# $\varepsilon$-$\delta$-proof that $3|x| − 2$ is continuous at $x = 0$

I am having a lot of issues figuring out how to use the formulas: $$|f(x) − f(y)| < \varepsilon$$ and $$|x − y| < \delta$$ when finding the proof that the function $$f(x) = 3|x| − 2$$ is continuous at $$x = 0$$. What are the steps to answering this type of question?

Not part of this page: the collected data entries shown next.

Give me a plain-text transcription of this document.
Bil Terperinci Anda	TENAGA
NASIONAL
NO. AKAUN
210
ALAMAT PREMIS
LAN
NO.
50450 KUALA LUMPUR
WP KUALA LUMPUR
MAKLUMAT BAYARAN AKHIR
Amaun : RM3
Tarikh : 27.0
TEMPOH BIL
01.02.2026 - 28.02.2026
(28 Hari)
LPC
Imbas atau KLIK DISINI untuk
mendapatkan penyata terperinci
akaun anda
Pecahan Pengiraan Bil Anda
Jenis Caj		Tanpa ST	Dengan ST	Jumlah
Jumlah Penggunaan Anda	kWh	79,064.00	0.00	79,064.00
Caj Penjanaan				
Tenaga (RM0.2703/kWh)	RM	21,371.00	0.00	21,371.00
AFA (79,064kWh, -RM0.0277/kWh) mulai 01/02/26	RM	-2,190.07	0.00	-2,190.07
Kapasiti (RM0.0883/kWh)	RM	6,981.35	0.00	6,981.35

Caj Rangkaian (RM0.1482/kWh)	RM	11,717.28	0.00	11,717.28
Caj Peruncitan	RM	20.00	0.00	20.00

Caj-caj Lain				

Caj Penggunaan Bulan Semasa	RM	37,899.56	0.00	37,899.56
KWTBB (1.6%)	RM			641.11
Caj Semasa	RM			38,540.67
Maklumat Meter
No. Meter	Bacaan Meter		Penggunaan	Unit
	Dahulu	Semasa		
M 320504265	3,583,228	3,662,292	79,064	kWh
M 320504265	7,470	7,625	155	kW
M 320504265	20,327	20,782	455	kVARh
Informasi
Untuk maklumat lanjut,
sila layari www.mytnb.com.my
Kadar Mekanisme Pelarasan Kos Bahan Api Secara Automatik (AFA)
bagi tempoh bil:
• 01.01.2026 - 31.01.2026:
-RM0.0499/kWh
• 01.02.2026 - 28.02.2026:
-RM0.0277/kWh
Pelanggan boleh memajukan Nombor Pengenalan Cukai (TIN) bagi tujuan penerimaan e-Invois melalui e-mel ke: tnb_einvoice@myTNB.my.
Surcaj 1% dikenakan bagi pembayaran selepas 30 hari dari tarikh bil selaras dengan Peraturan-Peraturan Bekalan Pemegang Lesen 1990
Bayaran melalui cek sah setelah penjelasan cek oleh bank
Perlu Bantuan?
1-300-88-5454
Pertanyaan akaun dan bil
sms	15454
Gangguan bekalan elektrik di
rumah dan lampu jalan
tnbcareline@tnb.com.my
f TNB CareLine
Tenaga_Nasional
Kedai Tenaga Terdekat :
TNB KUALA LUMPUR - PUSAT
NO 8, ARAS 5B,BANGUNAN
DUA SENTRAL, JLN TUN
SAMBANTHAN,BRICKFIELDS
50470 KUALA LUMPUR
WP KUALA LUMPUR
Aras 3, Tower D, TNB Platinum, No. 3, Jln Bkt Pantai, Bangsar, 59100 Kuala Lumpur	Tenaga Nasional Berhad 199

• JoseSquare's answer is very good, and if you want to see another example where they go through the steps for finding continuity, I would check here: math.umd.edu/~mboyle/courses/410f12/uniform.pdf Feb 15 '19 at 21:44

You have to proof that at $$x=0$$ for any given $$\epsilon > 0$$ there exist $$\delta >0$$ such when $$|x|<\delta \Rightarrow |f(x) - f(0)|< \epsilon$$, so you want that $$|3|x|-2 -(-2)|= |3|x||<\epsilon$$. So $$3|x| < 3\delta$$, so if you take $$3 \delta < \epsilon$$, which is $$\delta < \frac{\epsilon}{3}$$, then all the hypotesis of continuity at $$x=0$$ are veryfied. This is normally the way to proceed in this type of problems.